Jane Tully, Director of External Affairs, Money Advice Trust.

The growing problem of local authority bailiff use

Council Tax arrears is one of the fastest growing debt types we hear about. More than one in four people (26%) we help at National Debtline have a Council Tax debt, a figure that has increased from just 14% a decade ago.

Bailiff action can cause serious harm to the wellbeing of residents, who are often in vulnerable situations, and can push people even further into debt. Research carried out by Money and Mental Health found that the action of creditors, including bailiffs, was “a significant part of the causal pathway” from financial difficulty to mental health problems. This is an issue we have been working with Money and Mental Health and nine other charities on through the sector’s joint Taking Control campaign.

Shouldn’t bailiff action be a last resort?

We know that local authorities are under enormous financial pressures to fund vital services. Recovering what they are owed, fairly and effectively, is an important part of this. However, bailiff action should only ever be used as a last resort and can be avoided by early intervention and agreeing repayment arrangements that are affordable and sustainable.

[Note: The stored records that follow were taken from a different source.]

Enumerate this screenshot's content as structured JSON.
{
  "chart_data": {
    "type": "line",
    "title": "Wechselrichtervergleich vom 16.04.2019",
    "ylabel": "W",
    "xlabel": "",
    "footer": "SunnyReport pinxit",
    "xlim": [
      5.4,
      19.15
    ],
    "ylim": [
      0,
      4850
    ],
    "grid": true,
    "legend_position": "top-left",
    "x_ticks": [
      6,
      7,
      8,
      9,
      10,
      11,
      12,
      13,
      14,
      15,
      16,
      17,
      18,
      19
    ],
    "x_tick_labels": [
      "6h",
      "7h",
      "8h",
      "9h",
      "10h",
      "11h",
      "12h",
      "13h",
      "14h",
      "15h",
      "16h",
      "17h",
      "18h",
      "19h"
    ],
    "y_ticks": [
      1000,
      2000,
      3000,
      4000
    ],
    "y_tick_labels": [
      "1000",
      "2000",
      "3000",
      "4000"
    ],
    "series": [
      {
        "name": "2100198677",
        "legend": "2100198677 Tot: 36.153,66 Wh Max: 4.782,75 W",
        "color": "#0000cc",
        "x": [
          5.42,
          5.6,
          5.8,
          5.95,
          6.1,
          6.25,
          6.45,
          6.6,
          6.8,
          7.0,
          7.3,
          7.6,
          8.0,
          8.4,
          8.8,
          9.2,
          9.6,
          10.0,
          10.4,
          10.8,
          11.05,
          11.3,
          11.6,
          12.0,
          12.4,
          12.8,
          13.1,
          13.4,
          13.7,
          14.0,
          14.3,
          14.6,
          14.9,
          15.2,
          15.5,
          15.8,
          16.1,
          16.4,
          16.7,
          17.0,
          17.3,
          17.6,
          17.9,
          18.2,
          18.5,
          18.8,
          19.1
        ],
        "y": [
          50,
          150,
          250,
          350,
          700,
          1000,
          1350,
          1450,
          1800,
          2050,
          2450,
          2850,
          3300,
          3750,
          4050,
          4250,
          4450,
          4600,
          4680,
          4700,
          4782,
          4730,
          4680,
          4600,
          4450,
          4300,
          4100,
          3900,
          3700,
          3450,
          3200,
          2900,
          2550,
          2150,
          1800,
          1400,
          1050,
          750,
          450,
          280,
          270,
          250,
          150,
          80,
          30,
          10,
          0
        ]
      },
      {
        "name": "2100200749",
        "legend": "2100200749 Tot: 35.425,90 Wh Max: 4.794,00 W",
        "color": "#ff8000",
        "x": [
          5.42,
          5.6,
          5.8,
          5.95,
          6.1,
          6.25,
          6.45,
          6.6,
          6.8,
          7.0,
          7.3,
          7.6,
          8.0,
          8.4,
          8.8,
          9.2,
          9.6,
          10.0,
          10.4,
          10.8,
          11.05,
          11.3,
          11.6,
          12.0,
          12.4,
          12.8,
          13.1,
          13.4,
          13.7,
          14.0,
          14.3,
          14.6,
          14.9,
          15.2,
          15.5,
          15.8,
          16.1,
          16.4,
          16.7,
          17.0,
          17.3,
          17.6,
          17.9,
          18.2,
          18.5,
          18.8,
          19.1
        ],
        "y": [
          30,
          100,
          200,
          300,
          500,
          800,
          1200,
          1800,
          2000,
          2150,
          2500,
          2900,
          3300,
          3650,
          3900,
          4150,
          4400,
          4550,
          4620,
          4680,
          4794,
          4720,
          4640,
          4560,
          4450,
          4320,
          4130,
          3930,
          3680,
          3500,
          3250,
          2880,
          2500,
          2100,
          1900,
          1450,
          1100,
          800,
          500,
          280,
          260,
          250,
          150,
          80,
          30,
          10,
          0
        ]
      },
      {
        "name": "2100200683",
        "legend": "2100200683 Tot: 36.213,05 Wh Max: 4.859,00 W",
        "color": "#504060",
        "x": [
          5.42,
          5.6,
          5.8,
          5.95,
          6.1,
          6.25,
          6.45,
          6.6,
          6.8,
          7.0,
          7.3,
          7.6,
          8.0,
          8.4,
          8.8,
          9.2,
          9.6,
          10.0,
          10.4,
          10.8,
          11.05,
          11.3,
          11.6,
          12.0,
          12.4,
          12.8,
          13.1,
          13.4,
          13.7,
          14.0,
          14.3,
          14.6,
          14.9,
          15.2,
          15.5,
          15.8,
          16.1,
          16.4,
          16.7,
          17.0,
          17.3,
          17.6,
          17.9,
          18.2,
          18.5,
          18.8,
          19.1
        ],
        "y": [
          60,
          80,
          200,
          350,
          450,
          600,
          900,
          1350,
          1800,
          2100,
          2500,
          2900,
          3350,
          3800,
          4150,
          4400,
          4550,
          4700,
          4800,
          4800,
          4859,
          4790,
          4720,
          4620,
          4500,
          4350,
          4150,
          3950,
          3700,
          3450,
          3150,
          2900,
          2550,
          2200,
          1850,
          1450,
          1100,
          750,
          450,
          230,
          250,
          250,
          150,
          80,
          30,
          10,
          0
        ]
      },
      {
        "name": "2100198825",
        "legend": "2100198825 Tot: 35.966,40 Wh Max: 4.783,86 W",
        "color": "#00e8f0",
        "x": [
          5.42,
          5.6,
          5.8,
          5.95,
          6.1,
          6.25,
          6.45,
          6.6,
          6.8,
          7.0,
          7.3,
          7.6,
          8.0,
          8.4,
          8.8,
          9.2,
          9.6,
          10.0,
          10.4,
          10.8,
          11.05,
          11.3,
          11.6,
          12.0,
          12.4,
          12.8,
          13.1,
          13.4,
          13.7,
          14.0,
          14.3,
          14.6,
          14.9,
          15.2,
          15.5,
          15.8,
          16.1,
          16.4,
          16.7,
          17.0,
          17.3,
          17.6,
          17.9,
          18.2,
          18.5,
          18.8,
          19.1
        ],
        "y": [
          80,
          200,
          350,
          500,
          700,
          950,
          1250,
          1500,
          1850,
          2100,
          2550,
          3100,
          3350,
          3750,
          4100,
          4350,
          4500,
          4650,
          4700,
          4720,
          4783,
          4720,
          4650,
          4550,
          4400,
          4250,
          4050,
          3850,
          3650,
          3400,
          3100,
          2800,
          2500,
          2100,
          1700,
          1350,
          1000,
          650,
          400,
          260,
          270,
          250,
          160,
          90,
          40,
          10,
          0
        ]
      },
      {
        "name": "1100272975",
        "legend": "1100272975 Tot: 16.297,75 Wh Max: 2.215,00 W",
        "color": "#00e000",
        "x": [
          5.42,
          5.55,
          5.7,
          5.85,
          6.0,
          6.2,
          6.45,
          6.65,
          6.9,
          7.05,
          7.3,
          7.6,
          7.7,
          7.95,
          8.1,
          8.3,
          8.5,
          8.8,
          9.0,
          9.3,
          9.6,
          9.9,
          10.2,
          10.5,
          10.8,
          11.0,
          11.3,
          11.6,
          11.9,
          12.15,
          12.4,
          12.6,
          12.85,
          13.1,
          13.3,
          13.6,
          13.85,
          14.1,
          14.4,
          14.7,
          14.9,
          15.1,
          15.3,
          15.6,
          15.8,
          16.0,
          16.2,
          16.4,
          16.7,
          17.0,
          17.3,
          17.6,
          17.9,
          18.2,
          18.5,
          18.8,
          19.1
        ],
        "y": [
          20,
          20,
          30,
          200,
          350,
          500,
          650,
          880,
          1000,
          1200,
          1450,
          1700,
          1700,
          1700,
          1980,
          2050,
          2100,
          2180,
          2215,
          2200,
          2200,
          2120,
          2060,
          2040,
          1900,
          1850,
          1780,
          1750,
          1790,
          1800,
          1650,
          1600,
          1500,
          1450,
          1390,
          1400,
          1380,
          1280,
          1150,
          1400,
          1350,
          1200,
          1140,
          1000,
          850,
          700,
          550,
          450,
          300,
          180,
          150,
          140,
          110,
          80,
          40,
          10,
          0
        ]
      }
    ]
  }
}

And yet, the findings of our new Stop The Knock research show that in 2016/17, local councils referred 2.3 million debts to bailiffs – an increase of 14% on the same research we carried out two years earlier. 1.38 million of these referrals related to council tax arrears, an increase of 10%. Almost two-thirds of all councils increased their use of bailiffs over the two year period – with 38 percent of councils actually managing to reduce their reliance on bailiffs during the same period.

As the figures suggest, debt collection practices vary greatly from area to area. Whilst it is positive to see that nearly four in 10 councils reduced their use of bailiffs, clearly much more needs to be done to support residents struggling to pay their council tax.

Improving debt collection

Alongside the research, we laid out six steps to help local authorities improve the way they collect the debts they are owed. These included: ensuring that residents in receipt of Council tax Support are exempt from bailiff action, that all councils have a formal vulnerability policy, and that they sign-up to the Citizens Advice and Local Government Association Council Tax Protocol. The protocol provides practical steps aimed at preventing people from getting into arrears in the first place.

And the good news is that many councils are working hard to improve. Over 50 councils have already signed up to the protocol, with a further 38 considering signing, and 97% already signpost residents to free debt advice. After sending tailored recommendations to around 300 council leaders regarding their authority’s figures, we have already received more than 70 responses so far, with more expected.

We hope that the findings presented in this new report will aid local councils as they seek to improve their debt collection practices, support the advice sector as we seek to bring about the changes that people in financial difficulty need, and ensure that bailiff action is one less cause of worry and stress for people in financial difficulty.